The EU was formed on the basis of a common market, an area of free movement of people, capital, and goods, and in this context “goods” included pharmaceuticals. Thus the EU has competence, within limits, to make laws coordinating or “harmonising” rules on the authorisation of medicines and clinical trials, and to set up the European Medicines Agency. Without at least some common rules there cannot be a common market in pharmaceuticals.
This partly explains why the industry division (now DG Enterprise) of the European Commission was given responsibility for pharmaceuticals—one industrial product among many for which a single market would be developed. The same DG was also responsible for promoting the European pharmaceutical industry, and it showed. A major communication on medicines policy in 2008 was entitled, “Safe, Innovative, and Accessible Medicines: a renewed vision for the Pharmaceutical Sector” (my emphasis).
In 2010, at last, responsibility for medicines was passed to the general directorate for health and consumers, DG Sanco.

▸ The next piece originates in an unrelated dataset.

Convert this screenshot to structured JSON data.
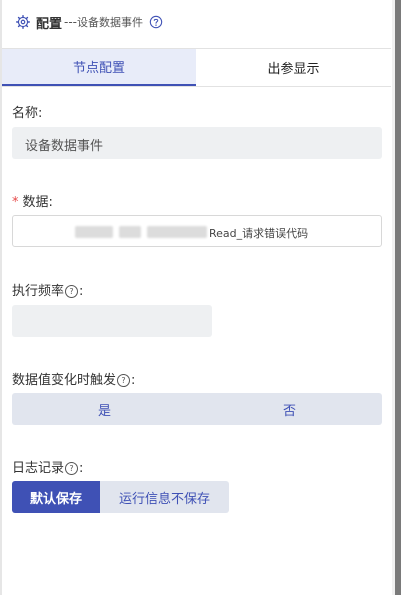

Unfortunately, the mind-set in DG Sanco does not appear to me to be very different, so far, from that of their predecessors in enterprise, apart perhaps from consulting more widely. There were no signs of new thinking in the DG Sanco management plans and roadmaps for 2011 and 2012. The proposed revision of the Clinical Trials Directive was justified on the grounds of reducing unnecessary administrative burdens, a key (and valid) industry demand, but DG Sanco has shown little or no acknowledgement of any need to improve the quality, transparency, and rigour of the science and evidence base for medicines policy. Among senior officials, I can detect no sense of “ownership” of such issues as publication bias, access to clinical trials results, authorship, and the like.

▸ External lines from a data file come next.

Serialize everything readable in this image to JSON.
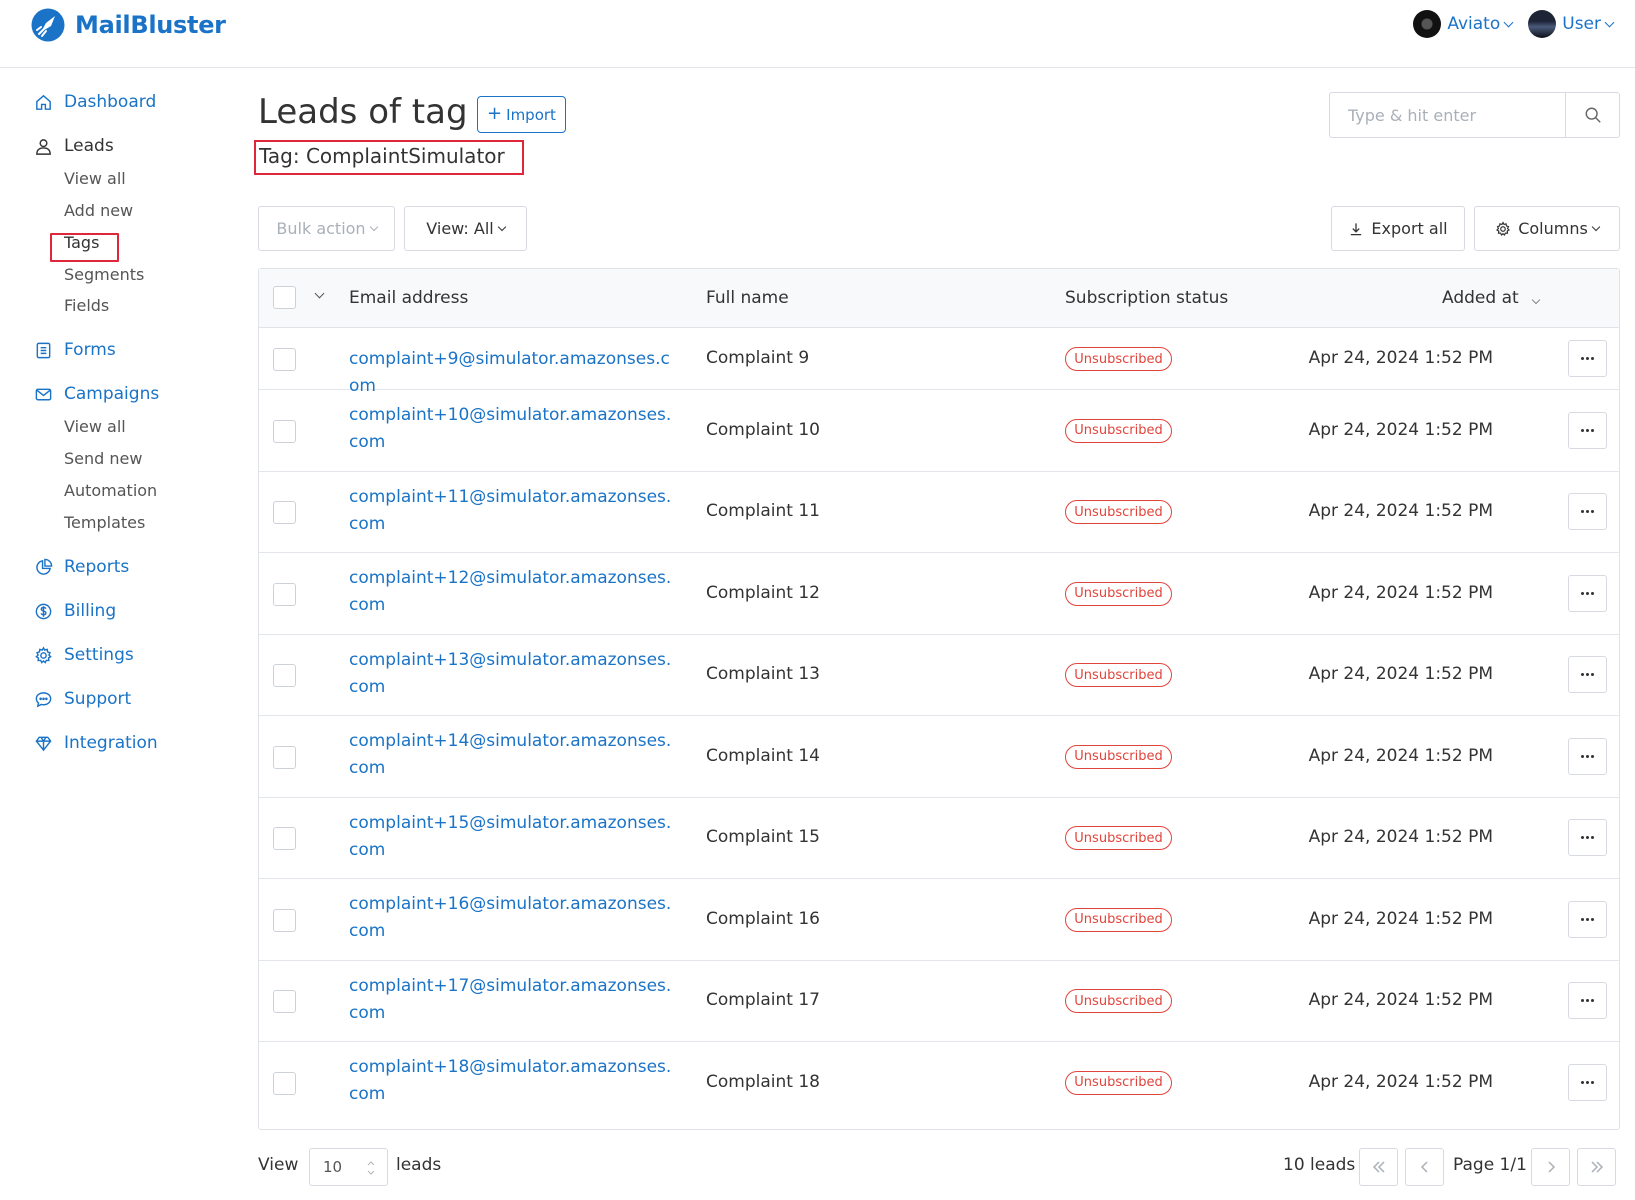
{
  "header": {
    "brand": "MailBluster",
    "accounts": [
      {
        "name": "Aviato"
      },
      {
        "name": "User"
      }
    ]
  },
  "sidebar": {
    "items": [
      {
        "label": "Dashboard",
        "icon": "home-icon"
      },
      {
        "label": "Leads",
        "icon": "user-icon",
        "sub": [
          "View all",
          "Add new",
          "Tags",
          "Segments",
          "Fields"
        ]
      },
      {
        "label": "Forms",
        "icon": "form-icon"
      },
      {
        "label": "Campaigns",
        "icon": "envelope-icon",
        "sub": [
          "View all",
          "Send new",
          "Automation",
          "Templates"
        ]
      },
      {
        "label": "Reports",
        "icon": "pie-chart-icon"
      },
      {
        "label": "Billing",
        "icon": "dollar-icon"
      },
      {
        "label": "Settings",
        "icon": "gear-icon"
      },
      {
        "label": "Support",
        "icon": "chat-icon"
      },
      {
        "label": "Integration",
        "icon": "diamond-icon"
      }
    ]
  },
  "main": {
    "title": "Leads of tag",
    "import_label": "Import",
    "tag_subtitle": "Tag: ComplaintSimulator",
    "search_placeholder": "Type & hit enter",
    "bulk_action": "Bulk action",
    "view_filter": "View: All",
    "export_all": "Export all",
    "columns": "Columns"
  },
  "table": {
    "headers": {
      "email": "Email address",
      "name": "Full name",
      "status": "Subscription status",
      "added": "Added at"
    },
    "rows": [
      {
        "email": "complaint+9@simulator.amazonses.com",
        "name": "Complaint 9",
        "status": "Unsubscribed",
        "added": "Apr 24, 2024 1:52 PM"
      },
      {
        "email": "complaint+10@simulator.amazonses.com",
        "name": "Complaint 10",
        "status": "Unsubscribed",
        "added": "Apr 24, 2024 1:52 PM"
      },
      {
        "email": "complaint+11@simulator.amazonses.com",
        "name": "Complaint 11",
        "status": "Unsubscribed",
        "added": "Apr 24, 2024 1:52 PM"
      },
      {
        "email": "complaint+12@simulator.amazonses.com",
        "name": "Complaint 12",
        "status": "Unsubscribed",
        "added": "Apr 24, 2024 1:52 PM"
      },
      {
        "email": "complaint+13@simulator.amazonses.com",
        "name": "Complaint 13",
        "status": "Unsubscribed",
        "added": "Apr 24, 2024 1:52 PM"
      },
      {
        "email": "complaint+14@simulator.amazonses.com",
        "name": "Complaint 14",
        "status": "Unsubscribed",
        "added": "Apr 24, 2024 1:52 PM"
      },
      {
        "email": "complaint+15@simulator.amazonses.com",
        "name": "Complaint 15",
        "status": "Unsubscribed",
        "added": "Apr 24, 2024 1:52 PM"
      },
      {
        "email": "complaint+16@simulator.amazonses.com",
        "name": "Complaint 16",
        "status": "Unsubscribed",
        "added": "Apr 24, 2024 1:52 PM"
      },
      {
        "email": "complaint+17@simulator.amazonses.com",
        "name": "Complaint 17",
        "status": "Unsubscribed",
        "added": "Apr 24, 2024 1:52 PM"
      },
      {
        "email": "complaint+18@simulator.amazonses.com",
        "name": "Complaint 18",
        "status": "Unsubscribed",
        "added": "Apr 24, 2024 1:52 PM"
      }
    ]
  },
  "footer": {
    "view_label": "View",
    "per_page": "10",
    "leads_label": "leads",
    "count": "10 leads",
    "page": "Page 1/1"
  },
  "colors": {
    "accent": "#1a73c7",
    "highlight": "#e0263a",
    "badge": "#e0443a"
  }
}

The European Parliament and the European Medicines Agency have tried to move forward on transparency, but DG Sanco seems to be lagging behind. It is not clear if they will support the parliament’s initiative on transparency and they do not appear to have little enthusiasm for the efforts of the European Medicines Agency either.
Competing interests: I declare that that I have read and understood the BMJ Group policy on declaration of interests and I have no relevant interests to declare.

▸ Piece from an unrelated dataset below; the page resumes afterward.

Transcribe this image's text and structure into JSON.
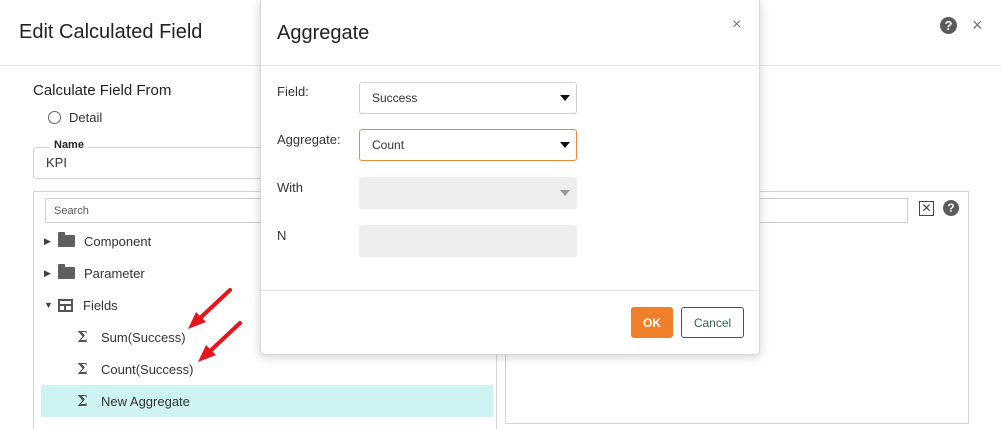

Jim Murray is a former director of BEUC the European Consumers Organisation, having previously been the first director of the Office of Consumer Affairs and Fair Trade in Ireland. He writes here in a personal capacity. During his time with BEUC, he was a founder and one time president of the Transatlantic Consumer Dialogue. Currently he is a member of the European Commission’s High Level Group on Administrative Burdens, and president of the European Foundation for Financial Inclusion.